Di recente, uno studio di design giapponese, nendo (scritto minuscolo, con sede a Tokyo e a Milano) ha curato l’ambiente di un’esposizione immersiva da urlo tutta dedicata a Escher, cercando di renderne lo spirito delle opere sin dal décor ospitante, tramite installazioni spaziali.
Il modulo-base ricorrente era la forma minimalista e familiare della casa in continua evoluzione, moltiplicazione, proprio come i singoli tasselli grafici dei quadri dell’artista olandese (attivo dal 1917 al 1971). Una creazione che, guarda caso, mi ha fatta sentire a casa, nel mio elemento – perché sorprendermi è un po’ il mio pane quotidiano.
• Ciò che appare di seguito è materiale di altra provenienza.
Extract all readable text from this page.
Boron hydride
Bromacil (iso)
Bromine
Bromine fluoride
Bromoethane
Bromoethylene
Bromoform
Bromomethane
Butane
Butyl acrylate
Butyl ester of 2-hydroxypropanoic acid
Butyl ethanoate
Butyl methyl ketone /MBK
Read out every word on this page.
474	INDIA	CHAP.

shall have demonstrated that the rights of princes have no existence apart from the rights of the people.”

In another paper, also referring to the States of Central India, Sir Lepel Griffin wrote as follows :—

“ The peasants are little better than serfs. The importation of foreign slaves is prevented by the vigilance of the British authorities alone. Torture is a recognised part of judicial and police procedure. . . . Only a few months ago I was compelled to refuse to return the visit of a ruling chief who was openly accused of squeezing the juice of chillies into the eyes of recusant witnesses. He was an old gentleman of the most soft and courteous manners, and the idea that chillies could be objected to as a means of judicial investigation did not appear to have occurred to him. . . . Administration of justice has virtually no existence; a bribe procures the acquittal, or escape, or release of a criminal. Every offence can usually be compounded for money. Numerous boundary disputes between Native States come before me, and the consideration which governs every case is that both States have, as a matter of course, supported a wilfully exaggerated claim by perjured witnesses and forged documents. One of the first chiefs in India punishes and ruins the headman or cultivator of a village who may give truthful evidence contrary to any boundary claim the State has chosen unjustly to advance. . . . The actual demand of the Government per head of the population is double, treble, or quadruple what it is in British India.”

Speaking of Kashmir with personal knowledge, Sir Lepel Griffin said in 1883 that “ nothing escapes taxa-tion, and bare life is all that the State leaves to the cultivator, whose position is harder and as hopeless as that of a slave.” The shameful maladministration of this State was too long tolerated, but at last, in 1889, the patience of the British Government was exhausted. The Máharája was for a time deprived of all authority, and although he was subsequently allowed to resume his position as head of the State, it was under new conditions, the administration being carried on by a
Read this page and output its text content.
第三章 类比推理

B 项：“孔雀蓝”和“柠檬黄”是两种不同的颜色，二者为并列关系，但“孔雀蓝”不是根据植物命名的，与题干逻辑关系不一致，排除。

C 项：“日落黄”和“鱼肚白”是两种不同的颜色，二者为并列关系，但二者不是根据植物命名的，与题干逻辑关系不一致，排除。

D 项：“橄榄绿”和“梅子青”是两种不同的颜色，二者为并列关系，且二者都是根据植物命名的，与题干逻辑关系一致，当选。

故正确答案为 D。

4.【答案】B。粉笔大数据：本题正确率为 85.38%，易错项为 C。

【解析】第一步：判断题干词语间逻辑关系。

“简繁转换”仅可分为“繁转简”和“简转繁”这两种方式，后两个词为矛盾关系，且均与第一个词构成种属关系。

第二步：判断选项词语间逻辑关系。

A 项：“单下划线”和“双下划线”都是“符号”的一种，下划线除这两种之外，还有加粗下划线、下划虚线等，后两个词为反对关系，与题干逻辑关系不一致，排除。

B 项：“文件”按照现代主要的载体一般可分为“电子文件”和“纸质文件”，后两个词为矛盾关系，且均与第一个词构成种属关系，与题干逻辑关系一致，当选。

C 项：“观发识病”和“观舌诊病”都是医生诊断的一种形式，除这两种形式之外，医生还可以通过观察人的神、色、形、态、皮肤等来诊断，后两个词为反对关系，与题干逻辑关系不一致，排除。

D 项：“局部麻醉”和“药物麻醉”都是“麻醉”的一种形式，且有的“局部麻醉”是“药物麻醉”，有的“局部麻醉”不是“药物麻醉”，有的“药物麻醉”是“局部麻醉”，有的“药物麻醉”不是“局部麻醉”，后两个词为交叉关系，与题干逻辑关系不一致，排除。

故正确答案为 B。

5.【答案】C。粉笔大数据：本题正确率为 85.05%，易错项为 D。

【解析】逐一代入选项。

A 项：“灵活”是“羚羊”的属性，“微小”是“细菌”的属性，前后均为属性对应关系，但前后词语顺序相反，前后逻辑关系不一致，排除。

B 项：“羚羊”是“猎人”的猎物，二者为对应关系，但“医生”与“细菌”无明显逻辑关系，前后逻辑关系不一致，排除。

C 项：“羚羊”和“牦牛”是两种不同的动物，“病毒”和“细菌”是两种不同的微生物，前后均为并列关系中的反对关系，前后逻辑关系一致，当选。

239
Questo è il mio raccontino fotografico della mostra, la prima australiana in assoluto su Escher. Mi ha ammaliata allo stesso livello di quando da bambina seguivo con le dita sulla federa, cercando di venirne a capo, le linee degli animali in metamorfosi.
Nessuna pretesa di esaustività, solo il piacere di condividere gocce di un artista che per me ha qualcosa di speciale. Anche perché certe occasioni dal vivo, quaggiù in queste lande desolate, sono da festeggiare e riverire.
Escher: disegni di un grafico for life
Pensando ad Escher viene subito in mente un mondo grafico fatto di realtà impossibili, manipolazioni spaziali, processi logici celebrati e frantumati, multidimensionalità irreali.
Escher è l’autore di allegri pattern ricavati da forme incastrate insieme, di scherzetti visivi, di metodiche distorsioni che si prendono gioco di chi guarda e delle sue certezze. Si fa amico l’assurdo e ci gioca insieme; forse, inconsciamente, per esorcizzarlo.
Con che metodo illustra, questo studente di architettura e arti decorative poi datosi alla grafica? Con stampe e litografie, per tutta la vita. Tranne quando non può proprio evitare l’intervento di un tecnico più specializzato, oltre a costruire/intagliare il modello base in linoleum o in legno, si occupa lui stesso anche della produzione delle stampe finali. Si firma con le sue iniziali, MCE.
L’Italia e il mondo naturale… più o meno
Escher vive per anni in Italia (da cui si allontana con l’ascesa del fascismo), il che gli permette di esplorare il suo amore per il mondo naturale e per i paesaggi, utilissimi per riempire di elementi le sue tele mentali, che lui chiama “visioni interiori”. Alcune di esse contengono già alcuni elementi di distorsione, anche iperbolica, tipici delle opere più note. Lo attraggono particolarmente i villaggi medievali, con i loro tetti assemblati e le loro torri, che gli consentono la sperimentazione grafica di punti di fuga estremi.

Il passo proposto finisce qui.